届かない祈りは、舌に載せるたびに体が痺れて呼吸ができなくなる
わたしに向けられた思いを全身で受けて、全身で聴く。それはきっととても心地いいだろうと思う。
ひとというのは最初こそ貰う側やけんど、いずれは与える側にならないかん。いつまでも、貰ってばかりじゃいかんのよ。
読んで感じたこと
「声をあげても届かない」経験を持つ人は、きっと少なくないと思います。家庭で、学校で、職場で.…。無視されること、軽んじられること、存在を否定されること。その積み重ねが、人をどれだけ孤独に追いやるのかを、この本は容赦なく描いています。

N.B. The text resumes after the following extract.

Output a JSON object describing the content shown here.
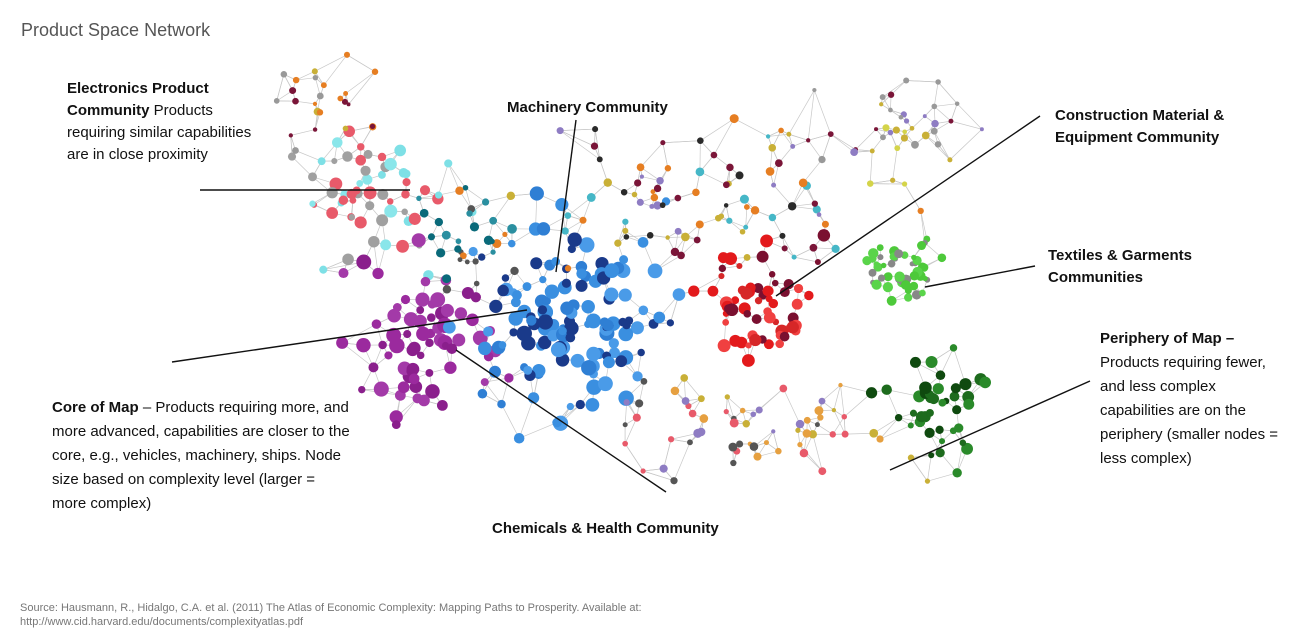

けれど同時に、「人と人がつながることの奇跡」を信じさせてくれる。貴瑚と少年が少しずつ心を開き、互いの孤独を分かち合っていく姿に、胸の奥で何かがほどけていくような温かさを覚えました。届かない声でも必死に声をあげ続けたら、誰かに届く瞬間がある。届かなかった声が、思いがけない人に届くことがある。その希望を「52ヘルツ」というモチーフに託した著者のまなざしに、強い優しさを感じました。
まとめ
言葉の刃がダイレクトに心に突き刺さり、何度も読む手が止まってしまいました。読み進めるのが辛いのに、先が気になって読んでしまう。そんな不思議な小説でした。

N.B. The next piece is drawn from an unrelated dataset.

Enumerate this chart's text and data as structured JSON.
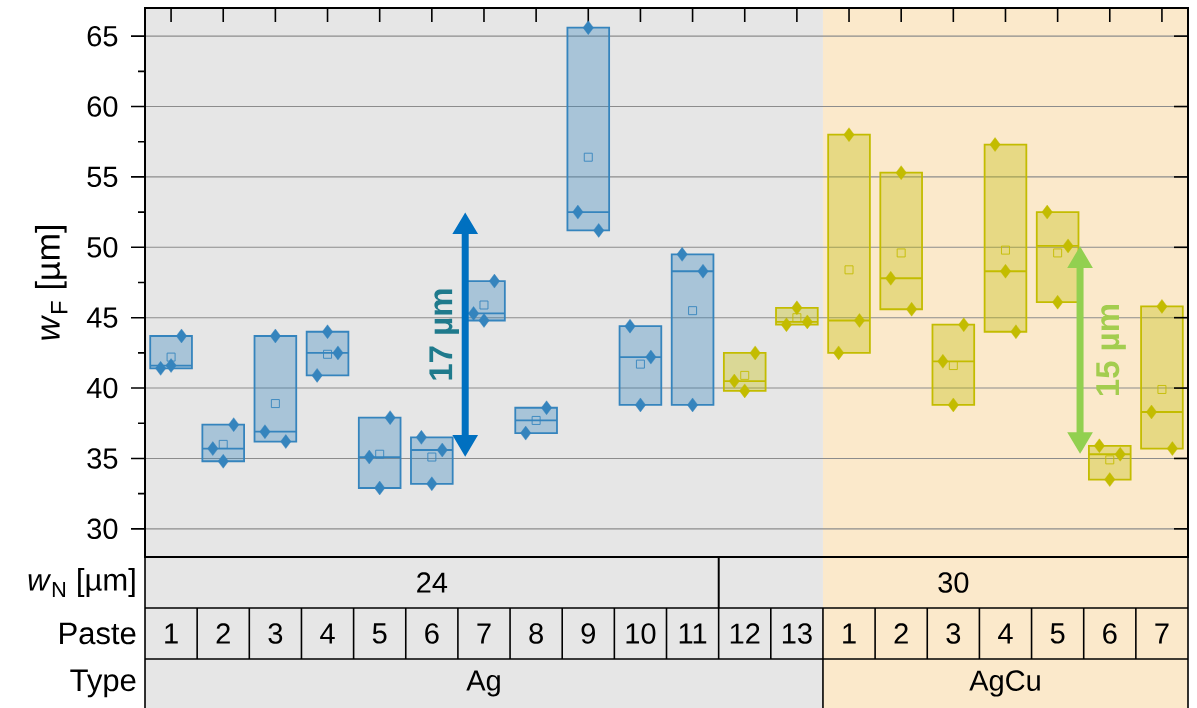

誰だって、辛くて寂しくて眠れない夜はあると思います。
世の中にはそんな人が沢山いる。声をあげてる人が沢山いる。
「あなたの声はきっと誰かに届く」
1人じゃない。そう思えるだけで、少しだけ生きやすくなる気がします。
あなたの52ヘルツの声が届くべきところに届きますように。